今日は少し濁りが出ているようだが、それでも充分美しい。

流木に腰掛け、絶景の瀬戸内海を眺めながら、お茶をゴクリ。 『嗚呼!』


海のブルー、空のブルー、そして白い雲。 このコントラストが何とも言えない美しさ。

今日は、約2時間の海散歩。


***

お昼ご飯をスーパーで買い込むと、向かうは『鷲ヶ頭山』

俺にとって大三島といえば、鷲ヶ頭山は外せない。
鷲ヶ頭山を訪問しない大三島観光なんて、まるで『クリープのないコーヒーなんて』のようなもの。


今日は晴れて景色をたっぷりと楽しめる。

先ほど訪れた大横島もよく見える。

この絶景を眺めながら、ベンチに座ってお昼ご飯。 今日は、スーパーで買い込んで来た『焼豚玉子丼』

お弁当も、そして景色も、『ごちそうさまでした』

***

大三島から生口島へ。

ちょっと、パティスリー・オクモトさんに寄り道である。

ここは、イートインが楽しめる手軽な休憩場所。

おいしいスイーツで、疲れた体と心を癒す。 『いやあ、本当に美味しいなあ。 ここに来て正解だ』

***

生口島からは、因島経由で生名島へ。

今日は、出航5分前でフェリーが満車。 最後から2台目で滑り込みセーフ!

いつもお世話になる、お気に入りのキャンプ場。

このキャンプ場に初めて訪れたのは、2006年。
瀬戸内 シーカヤック 日記: しまなみキャンプツーリング(1)_生名島
最初の訪問から、このキャンプ場の景色の良さと管理人さんの人柄、そして岩城島や弓削島を含む様々な島が点在しておりシーカヤックツーリングに最適なエリアである事に惚れ込み、年に何度も通うようになったお気に入りの大切な場所である。

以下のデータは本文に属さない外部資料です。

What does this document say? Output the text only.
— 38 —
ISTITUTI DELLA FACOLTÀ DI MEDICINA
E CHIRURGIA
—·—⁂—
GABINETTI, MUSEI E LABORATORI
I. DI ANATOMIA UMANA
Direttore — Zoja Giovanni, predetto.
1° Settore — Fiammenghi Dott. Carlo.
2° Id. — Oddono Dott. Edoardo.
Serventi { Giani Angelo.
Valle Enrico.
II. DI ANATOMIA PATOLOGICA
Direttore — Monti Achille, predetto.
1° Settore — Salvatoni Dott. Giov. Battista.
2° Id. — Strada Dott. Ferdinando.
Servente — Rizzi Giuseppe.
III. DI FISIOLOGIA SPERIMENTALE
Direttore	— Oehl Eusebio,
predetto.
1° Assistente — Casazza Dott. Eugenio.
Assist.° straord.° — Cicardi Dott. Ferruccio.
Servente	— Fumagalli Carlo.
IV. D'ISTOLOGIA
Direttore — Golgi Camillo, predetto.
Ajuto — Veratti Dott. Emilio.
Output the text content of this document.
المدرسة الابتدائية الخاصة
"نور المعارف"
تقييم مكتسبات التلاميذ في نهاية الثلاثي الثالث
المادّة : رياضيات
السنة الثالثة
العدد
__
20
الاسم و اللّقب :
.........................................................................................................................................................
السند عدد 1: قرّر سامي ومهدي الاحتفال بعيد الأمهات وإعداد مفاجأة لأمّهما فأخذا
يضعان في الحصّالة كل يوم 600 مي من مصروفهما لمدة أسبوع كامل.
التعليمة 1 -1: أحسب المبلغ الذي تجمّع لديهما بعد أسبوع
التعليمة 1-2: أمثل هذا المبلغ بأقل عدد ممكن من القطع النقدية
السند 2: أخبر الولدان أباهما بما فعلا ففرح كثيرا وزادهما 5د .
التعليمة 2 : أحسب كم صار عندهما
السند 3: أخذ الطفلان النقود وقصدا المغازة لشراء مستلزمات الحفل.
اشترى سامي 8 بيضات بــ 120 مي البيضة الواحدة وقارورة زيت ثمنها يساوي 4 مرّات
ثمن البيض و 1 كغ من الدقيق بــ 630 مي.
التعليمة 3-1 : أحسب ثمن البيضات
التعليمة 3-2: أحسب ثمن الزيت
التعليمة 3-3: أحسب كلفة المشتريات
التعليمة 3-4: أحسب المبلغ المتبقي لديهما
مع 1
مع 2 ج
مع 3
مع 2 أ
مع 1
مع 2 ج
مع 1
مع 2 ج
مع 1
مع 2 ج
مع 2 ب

管理人さんに挨拶し、手続きしながら、いつもの四方山話。 この一時も、通い慣れたキャンプ場での楽しみの一つ。

『じゃあ、今回もお世話になります』 『はい、ゆっくり過ごして下さい』 『ありがとうございます』


準備を済ませると、フェスパへと向かう。

ちょうど夕暮れ。 良い感じの日没である。

お風呂で1時間ほどのんびり過ごし、キャンプ場に戻ると鍋とビール。
『いやあ、今日は本当に最高の芸予ブルーを楽しめた。 ビールも一際美味しいなあ』

〆は冷酒。 誰もいない晩秋のキャンプ場で、独り静かに飲むお酒。 あー、良い夜だった。 『オヤスミナサイ』

***

2013年11月24日(日) 朝食を食べ、コーヒーをゆっくり楽しむ。 今日も穏やかな朝である。

着替えると、クルマから自転車を下ろし、朝のお散歩ツーリングに出発だ。

まずは生名島内を走り、いつもと違う道に曲がると、ミニバイク用のサーキットを発見。 『へえ、こんなところにあったんだ』

サーキットから先は、朝の運動にちょうど良さそうな、そこそこの登り。
50歳のオヤジがエッチラオッチラ。 誰と競うのでもなく、ただひたすら自転車を降りる事のないよう、峠の頂上を目指してペダルを踏む。
基本的に俺の休日の軸はシーカヤックではあるが、同じ漕ぐと言っても使う筋肉の違いは当然ながら、瞬間的な筋肉に対する負担の掛かり方がシーカヤックと自転車では全く異なる。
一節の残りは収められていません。